Thai drivers don’t drive like UK drivers, especially in the South. Instead of getting over to the left, which can be badly rutted, the slower ones often hog the centre or right hand-lane at speeds as low as 70kmh. Unlike UK drivers, though, all Thai drivers expect to be overtaken on the left, watch their mirrors and hold their place so you can be much more confident than in the UK that you won’t get cut into as you pass. Though the weight and centre of gravity obviously makes a pick-up less manoeuvrable at high speed, with its rack and pinion steering, double wishbone front suspension and above the axle rear springs, the new L200 is astonishingly impressive. Noisy at idle, not great off the line, but very flexible in 5th gear, pulling 160kmh easily and on one occasion touching 170kmh. The gearing probably helped, giving 27.5mph per 1,000rpm in 5th. Quiet at speed, too (another benefit of the aerodynamics).

The brakes are exceptionally good.
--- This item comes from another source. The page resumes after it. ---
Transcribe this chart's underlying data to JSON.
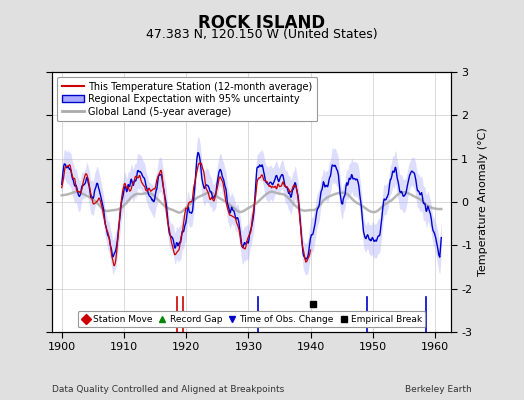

Ventilated disc fronts and drum rears, but absolutely massive, with ABS and EBD. They, the back axle, the steering gear and the chassis have all been substantially beefed up for the new L200.
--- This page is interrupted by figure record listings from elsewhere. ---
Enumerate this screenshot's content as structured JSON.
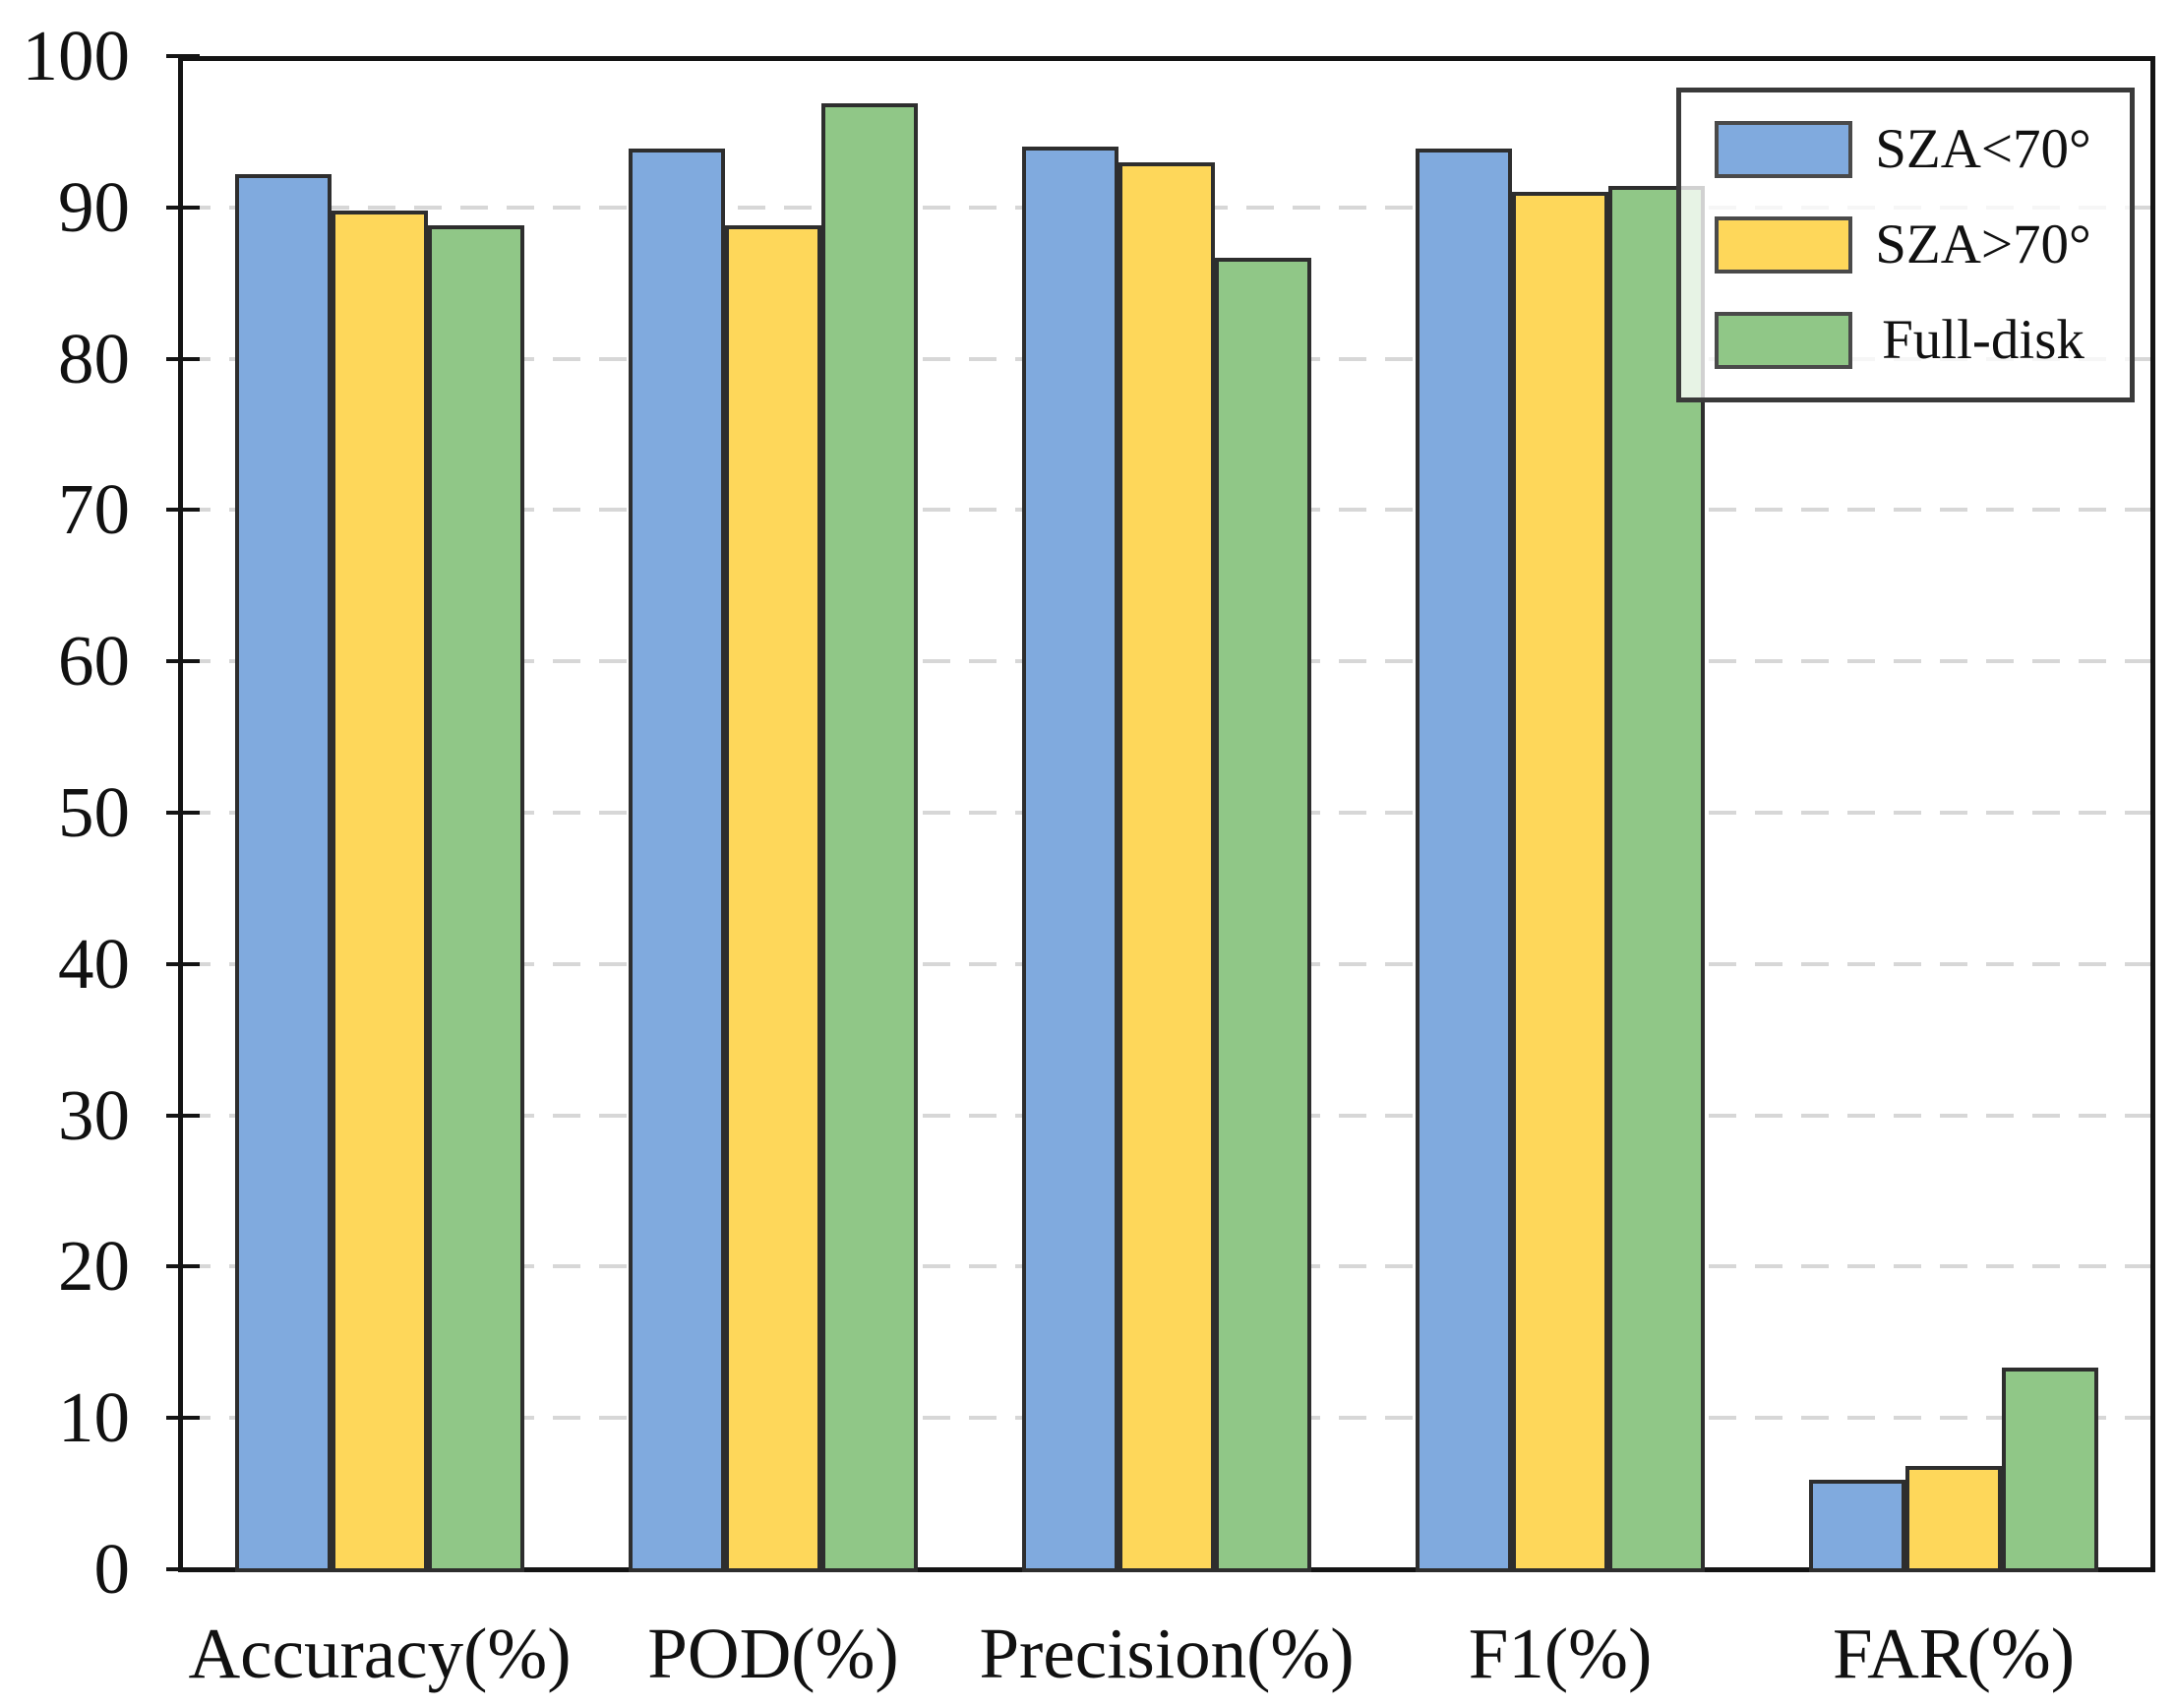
{
  "chart_data": {
    "type": "bar",
    "title": "",
    "xlabel": "",
    "ylabel": "",
    "categories": [
      "Accuracy(%)",
      "POD(%)",
      "Precision(%)",
      "F1(%)",
      "FAR(%)"
    ],
    "series": [
      {
        "name": "SZA<70°",
        "color": "#80AADE",
        "values": [
          92.2,
          93.9,
          94.0,
          93.9,
          5.9
        ]
      },
      {
        "name": "SZA>70°",
        "color": "#FED75A",
        "values": [
          89.8,
          88.8,
          93.0,
          91.0,
          6.8
        ]
      },
      {
        "name": "Full-disk",
        "color": "#90C787",
        "values": [
          88.8,
          96.9,
          86.7,
          91.4,
          13.3
        ]
      }
    ],
    "ylim": [
      0,
      100
    ],
    "yticks": [
      0,
      10,
      20,
      30,
      40,
      50,
      60,
      70,
      80,
      90,
      100
    ],
    "grid": "horizontal-dashed",
    "gridline_color": "#d7d7d7",
    "bar_edge_color": "#2e2e2e",
    "axis_color": "#141414",
    "legend_position": "top-right",
    "legend_border_color": "#3a3a3a"
  }
}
So, rather than lagging behind the opposition in power as the South African built UK market Hilux does, the new L200 has plenty even from its most basic engine. It is highly unlikely that the 3.2 engine (from the Cantor truck) will make it through EU4. But a chain cam 2.8 will be available in other markets and may eventually make the UK.

In the double cab there is a disadvantage that, unlike the new Navara and Hilux, the rear seat squabs do not flip upwards leaving a flat floor for secure storage of tools.
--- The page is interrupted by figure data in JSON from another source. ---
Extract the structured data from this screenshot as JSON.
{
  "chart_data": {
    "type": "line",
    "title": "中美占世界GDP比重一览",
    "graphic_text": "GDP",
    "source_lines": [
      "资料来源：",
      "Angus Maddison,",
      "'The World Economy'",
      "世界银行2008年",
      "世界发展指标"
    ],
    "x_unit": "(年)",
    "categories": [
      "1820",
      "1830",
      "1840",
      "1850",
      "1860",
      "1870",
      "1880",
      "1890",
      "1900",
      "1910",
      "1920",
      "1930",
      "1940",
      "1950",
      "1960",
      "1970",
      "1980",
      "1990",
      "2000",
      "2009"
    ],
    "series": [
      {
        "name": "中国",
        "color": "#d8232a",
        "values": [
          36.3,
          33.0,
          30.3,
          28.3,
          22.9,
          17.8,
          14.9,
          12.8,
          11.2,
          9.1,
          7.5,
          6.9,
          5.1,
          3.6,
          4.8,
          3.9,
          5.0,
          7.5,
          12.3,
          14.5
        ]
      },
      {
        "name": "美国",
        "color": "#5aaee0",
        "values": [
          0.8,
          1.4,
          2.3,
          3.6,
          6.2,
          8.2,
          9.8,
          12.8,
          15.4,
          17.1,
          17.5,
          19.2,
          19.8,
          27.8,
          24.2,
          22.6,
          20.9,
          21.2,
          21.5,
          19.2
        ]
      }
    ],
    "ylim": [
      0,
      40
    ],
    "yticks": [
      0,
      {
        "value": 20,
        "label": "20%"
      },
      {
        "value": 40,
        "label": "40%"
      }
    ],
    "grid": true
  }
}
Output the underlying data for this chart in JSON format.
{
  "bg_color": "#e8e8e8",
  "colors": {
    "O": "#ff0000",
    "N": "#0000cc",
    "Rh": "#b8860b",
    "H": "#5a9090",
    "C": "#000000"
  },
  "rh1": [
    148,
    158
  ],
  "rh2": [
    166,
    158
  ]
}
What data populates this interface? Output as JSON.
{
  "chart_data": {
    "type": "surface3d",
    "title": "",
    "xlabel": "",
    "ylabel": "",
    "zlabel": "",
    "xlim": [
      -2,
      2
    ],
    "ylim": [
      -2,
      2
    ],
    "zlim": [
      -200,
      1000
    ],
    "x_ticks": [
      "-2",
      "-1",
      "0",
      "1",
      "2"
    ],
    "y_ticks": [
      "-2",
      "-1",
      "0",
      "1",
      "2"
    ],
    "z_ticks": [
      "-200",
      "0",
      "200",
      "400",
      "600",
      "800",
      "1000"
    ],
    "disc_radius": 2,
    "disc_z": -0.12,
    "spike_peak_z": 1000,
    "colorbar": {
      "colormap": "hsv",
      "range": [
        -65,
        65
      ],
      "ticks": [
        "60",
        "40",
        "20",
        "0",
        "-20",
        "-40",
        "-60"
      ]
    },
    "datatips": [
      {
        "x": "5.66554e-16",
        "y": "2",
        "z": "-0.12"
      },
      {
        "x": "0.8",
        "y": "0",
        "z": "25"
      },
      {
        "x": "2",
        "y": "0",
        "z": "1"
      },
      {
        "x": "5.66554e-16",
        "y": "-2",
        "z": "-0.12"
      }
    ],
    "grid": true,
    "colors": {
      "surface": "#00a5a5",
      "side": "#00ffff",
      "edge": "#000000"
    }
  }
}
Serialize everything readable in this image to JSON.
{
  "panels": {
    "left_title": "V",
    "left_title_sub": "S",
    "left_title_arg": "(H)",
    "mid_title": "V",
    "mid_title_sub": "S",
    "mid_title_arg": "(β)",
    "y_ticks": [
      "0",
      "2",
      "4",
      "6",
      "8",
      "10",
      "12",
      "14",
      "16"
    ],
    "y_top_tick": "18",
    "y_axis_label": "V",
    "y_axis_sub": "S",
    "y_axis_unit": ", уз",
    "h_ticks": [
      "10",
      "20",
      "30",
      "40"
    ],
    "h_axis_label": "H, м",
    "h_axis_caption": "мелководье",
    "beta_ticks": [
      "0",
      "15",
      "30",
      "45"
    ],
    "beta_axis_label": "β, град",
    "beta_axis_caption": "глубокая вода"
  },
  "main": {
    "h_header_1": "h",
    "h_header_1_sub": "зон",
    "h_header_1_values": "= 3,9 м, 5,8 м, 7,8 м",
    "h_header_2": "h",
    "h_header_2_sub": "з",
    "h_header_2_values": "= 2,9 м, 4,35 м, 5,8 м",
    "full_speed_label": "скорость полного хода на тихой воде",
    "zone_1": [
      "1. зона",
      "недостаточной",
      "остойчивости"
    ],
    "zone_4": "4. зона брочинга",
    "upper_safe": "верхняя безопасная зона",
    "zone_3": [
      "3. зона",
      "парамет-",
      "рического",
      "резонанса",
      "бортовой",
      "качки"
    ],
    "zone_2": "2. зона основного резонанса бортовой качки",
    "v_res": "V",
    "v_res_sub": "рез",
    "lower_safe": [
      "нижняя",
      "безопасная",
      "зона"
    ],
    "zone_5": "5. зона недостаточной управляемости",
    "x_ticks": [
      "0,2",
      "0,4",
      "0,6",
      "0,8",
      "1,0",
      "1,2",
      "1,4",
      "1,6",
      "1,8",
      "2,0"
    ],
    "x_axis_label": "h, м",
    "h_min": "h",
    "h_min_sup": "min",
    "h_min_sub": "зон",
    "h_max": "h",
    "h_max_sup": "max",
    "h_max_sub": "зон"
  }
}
But there is no doubt that the new L200 is by far the best looking pick up on the UK market. Happily it does have the power to match its looks. And, even better, it is the only pick-up expected to get a four star Euro NCP crash safety rating.

Off Road, Double Cab and Automatic Versions

Back in the UK I had a chance to drive the Animal double cab with ‘Super Select’ four-wheel-drive and off-road tyres on a demanding off-road course. This was serious stuff, with severe ascents, descents, ruts, mud pools, a lot tougher than the ‘black route’ at Millbrook.

Basically, the new L200 breezed through everything the course could throw at it. It even has an ‘anti-stall’ feature that keeps the engine running at minimum revs just as long as all wheels are not slipping or the ascent is too great. The tight turning circle of 5.9 meters also paid off here making the new L200 much more manoeuvrable than, for example, the longer Navara which needs a full 7 metres.

Having done my driving stint I then had the opportunity to sit in the back while someone else had a go. A true test if ever there was one of the comfort of the rear seats. These are much more reclined than in the old L200 with more legroom in the back than any other UK double-cab.

Next, the 4-speed auto. Surprisingly, this drives on twisting country roads in the same sort of manner as the old Omega 2.5 diesel auto. It’s smooth, doesn’t hunt, and handles decently up to the point where roll understeer will always try to take over on a vehicle like this.

On a special track we were also able to test the effectiveness of the ABS with EBD at allowing the vehicle to steer safely from a 40mph stop with the brakes fully applied. Then check out how the M-ASTC system cuts in to prevent the vehicle gearing out of shape if you try anything stupid like cornering much too quickly.

Finally a point about Benefit in Kind Tax. The rules change from April 2007, so instead of paying tax on a base of £500, company drivers of pick-ups will pay on the basis of £3,000. So, for a 40% taxpayer, the tax burden shoots up from £200 to £1,200. But further changes in the BIK base rate increase the tax burden for ordinary cars, so pick-ups still remain much more tax-efficient, if not the give-away they are now. And on top of that a 40% taxpayer will only pay £200 tax for free fuel.

A bit later I was privileged. Mitsubishi sent me one of its first chipped L200s. An all-singing, all-dancing double-cab Warrior automatic, with everything including a covered and carpeted load bay. It lacked low speed torque. So I needed to build the revs before emerging onto a roundabout, for example. But out on the road, on song, it got up to 80 remarkably, even scarily quickly. Its alleged 165PS felt a lot fitter than the Navara’s 174.